Solve the Diophantine equation
$$x^2+4y^2=z^2$$
The problem here is that I derived solutions using two different methods, and the both solutions do satisfy the given equation yet they are not the same! (1) and (2) is the way how I obtained solutions using different methods, and (3) deals with the core question I have. So if it's overwhelming somehow, then it would be glad if you could take a look at (3) at least.
(1) Using Graph
It is sufficient to find all rational solutions of equation
$$X^2 +4Y^2 =1:~X=\frac{x}{z}~\land~~Y=\frac{y}{z}$$
$Y=t(X+1)$ is a line which passes $(-1, 0)$ and another point $(m, n)$ with the slope $t$ on the equation above. By substituting the line equation to the equation above, we get
$$m=\frac{1-4t^2}{1+4t^2},~n=\frac{2t}{4t^2+1}$$
It is easy to show that $m, n \in \Bbb{Q}$ iff $t \in \Bbb{Q}$. Therefore, let $t=\frac{b}{a}$ where $(a, b)=1$. Then we get
$$m=\frac{a^2-4b^2}{a^2+4b^2},~n=\frac{2ab}{a^2+4b^2}$$
Therefore, let $(x, y, z)=(k(a^2-4b^2),~2kab,~k(a^2+4b^2))$. It is the solution for the very first Diophantine equation.
(2) Not Using Graph
It is easy to show that $x, z$ should have the same parity.

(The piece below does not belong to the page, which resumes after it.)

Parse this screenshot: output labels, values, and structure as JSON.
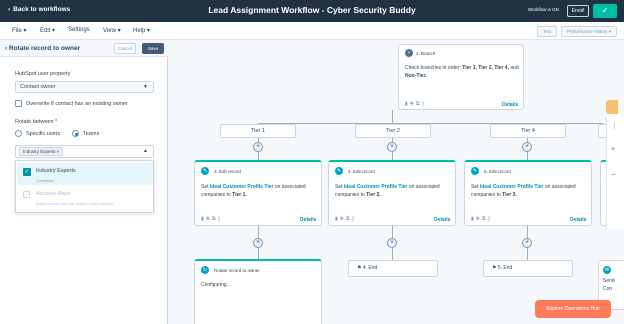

(i) When $z, x$ are odd, we have
$$4y^2=(z+x)(z-x)$$
Let $z+x=2u$ and $z-x=2v$. Since we are only interested in primitive solutions of the given equation, we can assume that $(z, x)=1$, then it is easy to show that $(u, v)=1$. Then we have
$$y^2=uv$$
Since $(u, v)=1$, let $u=a^2$ and $v=b^2$ where $(a, b)=1$. Then we have $y=ab,~x=a^2-b^2,~z=a^2+b^2$. Therefore, $(x, y, z)=(k(a^2-b^2),~kab,~k(a^2+b^2))$ is the solution for the very first Diophantine equation.
(ii) When $z, x$ are even, let $z=2z',~x=2x'$. Then we
$$x'^2+y^2=z'^2$$
Therefore, obviously $(x, y, z)=(4kab,~k(a^2-b^2),~2k(a^2+b^2))$ since $y$ should be odd in order to satisfy $(x, y, z)=1$.
(3) Summary
When we use graph, we get
$$(x, y, z)=(k(a^2-4b^2),~2kab,~k(a^2+4b^2))$$
If we don't use graph, we get
$$(x, y, z)=(k(a^2-b^2),~kab,~k(a^2+b^2)) ~\text{or}~ (4kab,~k(a^2-b^2),~2k(a^2+b^2))$$
This is really confusing. First thing is that anyway any of the solution does satisfy the Diophantine equation. Second, they are not the same. For example, in the soluton we obtained by graphical method $y$ should be always even. However, it is not required so in the latter solution. So I'm guessing the first solution is not denoting all the possible solutions of the equation. My question is... why? Since I did somewhat wrong or is it due to the imperfection residing in the graph itself? I don't get it...
Third, the answer in my book just says the all possible solutions are
$$(x, y, z)=(k(a^2-b^2),~kab,~k(a^2+b^2))$$
But it was the solution we obtained when $x, z$ were odd. Can we just replace it without adding another solution dervied when $x, z$ were even? Then why?
It is a long question, but I wanted to show every logic I used that has possibility of some flaws. Thanks.